Ich habe ca. Anfang April einen vergrößerten Hoden bei mir festgestellt. Zunächst dachte man natürlich an nichts böses und hat ein paar Tage gewartet, in der Hoffnung, dass die Schwellung wieder zurück geht.
Als die Schwellung nicht besser, sondern sogar noch wesentlich größer wurde habe ich einen Termin beim Urologen gemacht. Das Internet gab alle möglichen Antworten für eine vergrößerten Hoden, allerdings bin ich immer wieder auf nicht schmerzhafte Schwellung in Verbindung mit HK gekommen. Das brachte mich dann doch schon erheblich zum Nachdenken.

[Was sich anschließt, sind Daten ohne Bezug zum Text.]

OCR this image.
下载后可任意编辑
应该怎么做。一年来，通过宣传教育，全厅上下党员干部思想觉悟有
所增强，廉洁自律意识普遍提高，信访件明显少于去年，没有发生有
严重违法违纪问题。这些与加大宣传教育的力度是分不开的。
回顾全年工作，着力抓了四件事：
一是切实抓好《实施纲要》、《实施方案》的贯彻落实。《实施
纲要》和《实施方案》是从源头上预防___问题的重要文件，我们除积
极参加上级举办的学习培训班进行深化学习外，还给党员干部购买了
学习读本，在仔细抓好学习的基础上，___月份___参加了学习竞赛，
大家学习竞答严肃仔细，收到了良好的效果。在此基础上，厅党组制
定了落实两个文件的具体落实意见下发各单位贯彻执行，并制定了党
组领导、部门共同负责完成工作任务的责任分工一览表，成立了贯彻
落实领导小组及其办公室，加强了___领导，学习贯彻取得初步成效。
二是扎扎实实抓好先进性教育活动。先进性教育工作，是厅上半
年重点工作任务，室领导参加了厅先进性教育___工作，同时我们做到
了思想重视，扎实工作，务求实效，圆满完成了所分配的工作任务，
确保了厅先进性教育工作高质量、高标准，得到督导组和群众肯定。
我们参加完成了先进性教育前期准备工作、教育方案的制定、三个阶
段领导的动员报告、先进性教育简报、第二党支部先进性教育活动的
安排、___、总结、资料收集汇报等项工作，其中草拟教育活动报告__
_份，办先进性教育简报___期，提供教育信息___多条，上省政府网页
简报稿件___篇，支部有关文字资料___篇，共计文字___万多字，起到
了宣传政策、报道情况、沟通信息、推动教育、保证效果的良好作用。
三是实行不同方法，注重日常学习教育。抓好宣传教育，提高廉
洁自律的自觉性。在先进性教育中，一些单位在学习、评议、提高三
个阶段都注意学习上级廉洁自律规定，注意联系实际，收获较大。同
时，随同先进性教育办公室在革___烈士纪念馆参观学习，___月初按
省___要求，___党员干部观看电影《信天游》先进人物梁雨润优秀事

Am 24.04. hatte ich dann meinen Termin beim Urologen. Nach einem kurzen "Oh" und einer schnellen Ultraschalluntersuchung bestätigte mir der Arzt meinen Verdacht. Mein Urologe hat sofort einen Termin im KH gemacht und mir mitgeteilt, dass der betroffene Hoden entfernt werden muss. Op Termin war direkt morgens am 27.04.

Ich war natürlich erstmal am Boden zerstört und auch entsprechend geschockt. Die nächsten Tage kamen einem vor wie ein Traum. Richtig realisieren konnte man das ganze nicht. Ich war und bin froh, dass meine Frau da ist und mich jederzeit unterstützt hat. So eine Stütze im Leben nimmt einem viel Angst und gibt einem Mut.

Die OP am 27.04. verlief ohne Komplikationen. Die Details spare ich mir, allerdings hatte ich sehr viel Angst, da ich auch noch nie operiert wurde und ich nicht wusste was mich erwarten würde. Die Ärzte haben mir allesamt sehr viel Mut zugesprochen. "Wenn man sich einen Krebs aussuchen dürfte, dann Hodekrebs!"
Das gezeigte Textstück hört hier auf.